Last week, The Diplomat co-hosted with Harvard University a panel of leading analysts on U.S.-China relations. Following are some of the highlights from the discussion.
Speaking at the event were U.S. Congressman J. Randy Forbes, who is chairman of the House Armed Services Readiness subcommittee, regular Flashpoints writer Dr. James Holmes, his colleagues at the U.S. Naval War College Dr. Toshi Yoshihara and Dr. Andrew Erickson, Prof. Peter Dutton, who heads the China Maritime Studies Institute, and Dr. William Martel, a professor of international security at Tufts University.
With the United States winding down wars in Iraq and Afghanistan, President Barack Obama has indicated his administration’s intention to refocus the country’s diplomatic and military efforts on the Asia-Pacific. But what does this mean for the future of U.S.-China relations? And for U.S. foreign policy generally? How might China respond?

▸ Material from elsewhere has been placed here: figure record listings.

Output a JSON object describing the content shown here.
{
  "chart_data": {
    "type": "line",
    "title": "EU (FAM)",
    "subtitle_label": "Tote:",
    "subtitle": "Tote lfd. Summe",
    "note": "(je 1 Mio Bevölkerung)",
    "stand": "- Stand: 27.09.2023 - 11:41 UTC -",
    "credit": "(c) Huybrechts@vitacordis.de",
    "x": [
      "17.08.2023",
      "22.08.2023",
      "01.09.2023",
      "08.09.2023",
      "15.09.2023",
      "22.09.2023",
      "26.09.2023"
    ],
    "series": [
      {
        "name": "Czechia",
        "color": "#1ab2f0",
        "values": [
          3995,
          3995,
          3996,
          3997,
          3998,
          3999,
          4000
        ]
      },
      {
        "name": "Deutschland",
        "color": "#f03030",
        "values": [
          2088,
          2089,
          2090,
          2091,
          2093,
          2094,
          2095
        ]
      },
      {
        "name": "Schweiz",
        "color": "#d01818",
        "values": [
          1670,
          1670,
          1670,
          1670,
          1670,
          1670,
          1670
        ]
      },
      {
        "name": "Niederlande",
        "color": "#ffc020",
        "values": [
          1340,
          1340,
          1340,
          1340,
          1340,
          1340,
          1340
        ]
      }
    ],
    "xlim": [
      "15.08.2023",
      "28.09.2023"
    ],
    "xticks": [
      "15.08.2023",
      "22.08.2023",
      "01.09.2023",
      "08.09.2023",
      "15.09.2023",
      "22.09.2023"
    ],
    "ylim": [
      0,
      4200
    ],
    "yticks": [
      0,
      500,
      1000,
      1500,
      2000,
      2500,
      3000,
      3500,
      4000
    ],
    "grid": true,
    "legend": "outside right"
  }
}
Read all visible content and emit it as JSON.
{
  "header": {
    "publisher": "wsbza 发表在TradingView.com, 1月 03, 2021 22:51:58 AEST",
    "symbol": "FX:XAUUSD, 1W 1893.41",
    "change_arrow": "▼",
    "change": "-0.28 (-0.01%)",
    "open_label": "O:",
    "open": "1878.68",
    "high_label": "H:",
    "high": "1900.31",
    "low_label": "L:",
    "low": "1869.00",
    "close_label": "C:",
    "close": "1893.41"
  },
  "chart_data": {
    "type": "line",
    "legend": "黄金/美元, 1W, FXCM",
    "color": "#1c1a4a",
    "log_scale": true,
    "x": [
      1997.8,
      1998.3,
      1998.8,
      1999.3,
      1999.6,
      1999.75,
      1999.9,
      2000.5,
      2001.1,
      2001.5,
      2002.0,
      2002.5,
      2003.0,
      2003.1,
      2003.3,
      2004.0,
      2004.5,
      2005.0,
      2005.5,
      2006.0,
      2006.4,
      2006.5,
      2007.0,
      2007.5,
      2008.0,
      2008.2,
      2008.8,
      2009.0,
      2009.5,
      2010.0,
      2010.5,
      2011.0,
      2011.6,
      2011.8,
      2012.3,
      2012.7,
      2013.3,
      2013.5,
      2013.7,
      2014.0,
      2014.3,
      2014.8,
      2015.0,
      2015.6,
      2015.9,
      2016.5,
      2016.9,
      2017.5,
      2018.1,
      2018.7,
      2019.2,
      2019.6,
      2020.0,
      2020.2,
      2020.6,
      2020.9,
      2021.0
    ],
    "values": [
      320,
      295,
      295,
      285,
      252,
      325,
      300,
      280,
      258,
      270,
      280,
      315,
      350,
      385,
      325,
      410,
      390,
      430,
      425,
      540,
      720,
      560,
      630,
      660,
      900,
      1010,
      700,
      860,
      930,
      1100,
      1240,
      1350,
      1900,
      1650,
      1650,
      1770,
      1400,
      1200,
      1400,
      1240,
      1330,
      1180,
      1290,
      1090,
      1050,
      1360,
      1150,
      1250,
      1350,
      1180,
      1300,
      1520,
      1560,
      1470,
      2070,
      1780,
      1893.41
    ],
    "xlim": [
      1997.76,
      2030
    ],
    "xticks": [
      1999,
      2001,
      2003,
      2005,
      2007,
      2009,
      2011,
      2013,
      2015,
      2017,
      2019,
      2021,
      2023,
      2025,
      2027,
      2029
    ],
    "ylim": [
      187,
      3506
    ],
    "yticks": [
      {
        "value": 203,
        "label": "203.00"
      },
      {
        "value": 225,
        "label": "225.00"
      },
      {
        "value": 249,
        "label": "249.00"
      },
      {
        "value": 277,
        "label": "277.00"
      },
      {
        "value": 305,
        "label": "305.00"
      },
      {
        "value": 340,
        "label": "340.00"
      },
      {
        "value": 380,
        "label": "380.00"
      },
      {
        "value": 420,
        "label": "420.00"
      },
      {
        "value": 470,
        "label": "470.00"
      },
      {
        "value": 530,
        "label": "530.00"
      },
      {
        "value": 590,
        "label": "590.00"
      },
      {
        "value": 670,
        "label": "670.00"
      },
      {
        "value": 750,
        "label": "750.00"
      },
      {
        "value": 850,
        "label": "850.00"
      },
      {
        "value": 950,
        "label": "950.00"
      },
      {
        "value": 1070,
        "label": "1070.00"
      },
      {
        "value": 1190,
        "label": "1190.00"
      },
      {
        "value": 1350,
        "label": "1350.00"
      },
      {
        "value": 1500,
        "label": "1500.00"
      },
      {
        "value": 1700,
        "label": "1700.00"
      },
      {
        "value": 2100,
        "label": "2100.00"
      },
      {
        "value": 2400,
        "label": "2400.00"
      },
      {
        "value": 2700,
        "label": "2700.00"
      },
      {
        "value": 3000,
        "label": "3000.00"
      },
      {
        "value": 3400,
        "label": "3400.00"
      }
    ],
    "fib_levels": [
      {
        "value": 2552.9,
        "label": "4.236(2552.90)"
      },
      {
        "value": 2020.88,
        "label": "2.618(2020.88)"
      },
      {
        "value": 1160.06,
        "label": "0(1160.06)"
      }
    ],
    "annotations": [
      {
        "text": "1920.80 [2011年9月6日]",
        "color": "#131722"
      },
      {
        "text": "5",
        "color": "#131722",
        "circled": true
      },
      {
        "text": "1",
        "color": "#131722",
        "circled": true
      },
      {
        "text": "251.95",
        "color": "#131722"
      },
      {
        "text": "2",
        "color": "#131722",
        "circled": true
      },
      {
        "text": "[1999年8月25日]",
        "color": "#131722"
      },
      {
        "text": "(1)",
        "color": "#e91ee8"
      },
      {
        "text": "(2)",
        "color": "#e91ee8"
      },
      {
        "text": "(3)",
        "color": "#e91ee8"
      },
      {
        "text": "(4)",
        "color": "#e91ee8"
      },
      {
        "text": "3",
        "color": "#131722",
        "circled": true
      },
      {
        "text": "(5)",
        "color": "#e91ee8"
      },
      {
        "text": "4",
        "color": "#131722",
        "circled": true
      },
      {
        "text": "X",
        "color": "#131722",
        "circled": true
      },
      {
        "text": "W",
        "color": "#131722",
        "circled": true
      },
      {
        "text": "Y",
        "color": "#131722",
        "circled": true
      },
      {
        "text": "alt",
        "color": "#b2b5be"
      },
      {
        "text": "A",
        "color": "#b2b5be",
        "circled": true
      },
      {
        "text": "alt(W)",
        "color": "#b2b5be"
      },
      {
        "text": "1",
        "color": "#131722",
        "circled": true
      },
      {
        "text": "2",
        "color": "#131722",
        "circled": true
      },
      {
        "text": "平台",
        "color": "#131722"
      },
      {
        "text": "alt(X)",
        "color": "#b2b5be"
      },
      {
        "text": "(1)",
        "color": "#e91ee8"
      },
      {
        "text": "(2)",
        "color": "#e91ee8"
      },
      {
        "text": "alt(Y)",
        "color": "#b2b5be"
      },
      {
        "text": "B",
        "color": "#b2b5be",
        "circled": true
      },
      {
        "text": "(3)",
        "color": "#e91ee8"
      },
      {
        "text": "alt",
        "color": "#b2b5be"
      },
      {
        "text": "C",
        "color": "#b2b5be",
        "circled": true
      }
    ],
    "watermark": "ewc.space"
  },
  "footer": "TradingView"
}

The Diplomat presented a high-level panel of analysts and policymakers who offered answers to these and other key questions.
Andrew S. Erickson—“Not Pivoting but Persistence: U.S.-China Military Dynamics in the Near Seas”
The U.S. is not “returning” to the Asia-Pacific, it never left in the first place. China is already a world-class military power—but not in the ways that many have charged. The U.S. military has many options to prevent the People’s Liberation Army from paralyzing its forces, yet it will fail if it continues business as usual. Though Beijing and Washington have considerable shared interests and potential for cooperation, the most difficult period for them to achieve “competitive coexistence” may already have begun.